Dès nos premières rencontres, après deux verres de Whisky, René prophétisait, sourire en coin, le retour assuré des populismes. « Révolutionnaire », il s’en réjouissait, là encore. « Le populisme, la nouvelle forme de séduction politique en démocratie ? » fut le titre de l’une de ses dernières conférences. Des analyses, au demeurant, rarement relayées ou prises au sérieux.
Maître et complice, René m’apprit une vérité : « un véritable ami, ça se voit tout le temps, ou plus jamais ». Le vouvoiement fut vite abandonné. Le pédagogue se mua en confident impitoyable. La « chimie de l’amour » était son rayon ; adepte du donjuanisme, il observait les couples avec un regard d’entomologiste – les quelques soirées où je venais accompagné furent de véritables « crash tests ». Les sentences fusaient.

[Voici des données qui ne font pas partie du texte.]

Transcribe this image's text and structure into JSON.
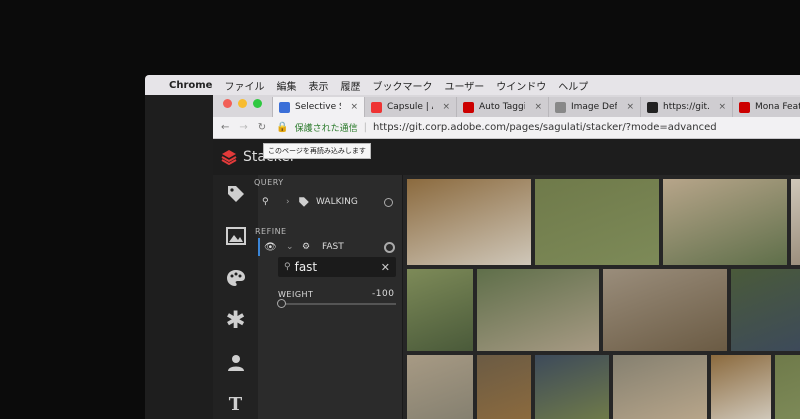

« Le Dandy doit aspirer à être sublime sans interruption, il doit vivre et dormir devant un miroir » (Baudelaire) ou le Dandysme comme ascèse. Un repas par jour : René ne déjeunait pas, diète oblige. Il suivait un régime strict, scrutant tout embonpoint avec mépris, signe de mollesse, d’abandon. Cette discipline trouvait son apothéose dans la performance académique ou médiatique, ou plus discrètement dans les affinités électives qu’il soignait.
Professeur émérite à l’UCL, depuis deux ans, René enseignait moins.
Aujourd’hui je pense à Alexandre, son plus fidèle ami et à sa révérée mère, désormais si seule du côté de la Canebière.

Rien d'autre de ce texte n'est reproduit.